I honestly believe with these signings along with that of Joey who I think may be the most crucial one going forward,
Colin, besides being a good footballer, Oregon is one of the most genuine young blokes you could ever meet. That footage of him at Giant Steps School with his young mate was an indicator of what he’s like.
Thanks mate, his interview showed what sort of person he is, Nothing will surprise me with him.
Thanks sixties for the report. Just wondering about your thoughts on the signing of the 8th immortal and has he had much to do with training
Dazboy, I missed his first session with the spine. I’m going to try to find out if he’s there for the spine at a particular field session each week or whether he will just work with the spine at a dedicated time.
My thoughts – Joey has gone on record in commentary about his high opinion of Dylan Brown. He wants to be involved in developing his skill base, and if you can get a specialist coach like him with his experience and credentials, who is passionate about the players he’s working with, it can only be a positive.

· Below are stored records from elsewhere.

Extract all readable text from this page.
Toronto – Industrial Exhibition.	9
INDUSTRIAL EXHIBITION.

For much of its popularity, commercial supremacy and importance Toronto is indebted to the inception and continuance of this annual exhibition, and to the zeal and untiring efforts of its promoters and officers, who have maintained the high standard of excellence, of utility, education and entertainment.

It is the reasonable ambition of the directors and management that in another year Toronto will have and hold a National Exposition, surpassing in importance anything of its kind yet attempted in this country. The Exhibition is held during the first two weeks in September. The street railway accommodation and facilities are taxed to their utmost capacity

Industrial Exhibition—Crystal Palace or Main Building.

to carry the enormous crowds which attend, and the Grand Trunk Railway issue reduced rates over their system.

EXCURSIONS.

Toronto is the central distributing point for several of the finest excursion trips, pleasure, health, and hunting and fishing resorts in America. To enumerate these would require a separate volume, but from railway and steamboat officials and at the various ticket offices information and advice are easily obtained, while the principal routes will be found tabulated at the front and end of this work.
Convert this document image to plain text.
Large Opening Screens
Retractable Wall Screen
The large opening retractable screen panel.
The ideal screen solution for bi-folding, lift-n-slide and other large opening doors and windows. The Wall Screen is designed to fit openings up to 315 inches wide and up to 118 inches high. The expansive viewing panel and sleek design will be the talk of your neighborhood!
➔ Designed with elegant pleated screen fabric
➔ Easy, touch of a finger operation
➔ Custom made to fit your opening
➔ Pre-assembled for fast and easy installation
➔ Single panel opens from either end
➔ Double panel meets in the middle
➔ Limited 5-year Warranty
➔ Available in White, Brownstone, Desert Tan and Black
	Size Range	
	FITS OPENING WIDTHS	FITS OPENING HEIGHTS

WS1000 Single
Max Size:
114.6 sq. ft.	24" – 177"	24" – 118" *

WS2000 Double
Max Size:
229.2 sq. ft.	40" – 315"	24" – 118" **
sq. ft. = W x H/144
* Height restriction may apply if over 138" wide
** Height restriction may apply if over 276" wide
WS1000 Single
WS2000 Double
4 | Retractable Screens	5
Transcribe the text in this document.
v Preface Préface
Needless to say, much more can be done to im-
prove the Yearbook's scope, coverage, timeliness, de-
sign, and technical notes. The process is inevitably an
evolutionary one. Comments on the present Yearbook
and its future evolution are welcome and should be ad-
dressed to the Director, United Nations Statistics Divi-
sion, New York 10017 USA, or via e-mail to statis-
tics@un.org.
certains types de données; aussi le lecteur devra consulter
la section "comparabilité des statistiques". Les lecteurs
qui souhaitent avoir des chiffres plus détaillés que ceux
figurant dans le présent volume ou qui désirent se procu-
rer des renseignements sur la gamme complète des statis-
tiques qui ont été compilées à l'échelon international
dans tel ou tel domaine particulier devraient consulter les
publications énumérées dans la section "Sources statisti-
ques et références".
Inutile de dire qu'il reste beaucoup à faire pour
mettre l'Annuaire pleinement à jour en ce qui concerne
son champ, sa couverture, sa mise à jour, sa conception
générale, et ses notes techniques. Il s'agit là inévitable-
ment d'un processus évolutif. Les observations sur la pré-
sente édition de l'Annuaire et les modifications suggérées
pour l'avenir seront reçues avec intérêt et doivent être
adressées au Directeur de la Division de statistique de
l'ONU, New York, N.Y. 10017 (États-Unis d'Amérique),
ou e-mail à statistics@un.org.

The importance of Joey coaching our spine cannot just be measured on a personal performance level. Sure each individual will benefit in seeing things from the perspective of arguably the greatest living rugby League tactician, but thanks to his guidance the attacking structures of the team as a unit will improve, which is an area which we have struggled over the last many seasons.Would you say it is akin to having an attacking coach or is there someone else who is responsible for those kind of structures ie.the Coach?
I guarantee you this about BA. If someone like Joey offered any insights about an opponent or a play, he’d listen.
Hi and thx.
Wld u mind giving me your impression of the player sizes specifically Is utoiakanu noticeably big say v Payne haas. Is he as thick as junior Paulo and is Oregon very big. Thx Sixties
In terms of build, Stefano is closer to a Payne Haas body type than Oregon is. Stefano is taller than Oregon, and I think, a bit faster. There was footage around (which someone might link) of Stefano taking an intercept close to his own line in Flegg and running about 80m before he was caught..
Oregon is more compact and powerful. He presents a different challenge for defenders – see his NRL debut try. Nobody is as thick in the body as Junior.
Thx for the reports, always enjoyable. What is your impression of the intensity of training when compared to this time last year?
Glenn, it has been building. Check out today’s report.
Tks sixties. It’s gradually taking shape. Anything on Nathan Brown and the moon boot?
Are the defensive drills substantially different to prior years? You can definitely see the method in the madness.
We have a specialist contact coach, so his work looks different.
Haven’t seen Brown as yet, but that doesn’t mean he hasn’t been there.
Great read Sixties. Really appreciate your description.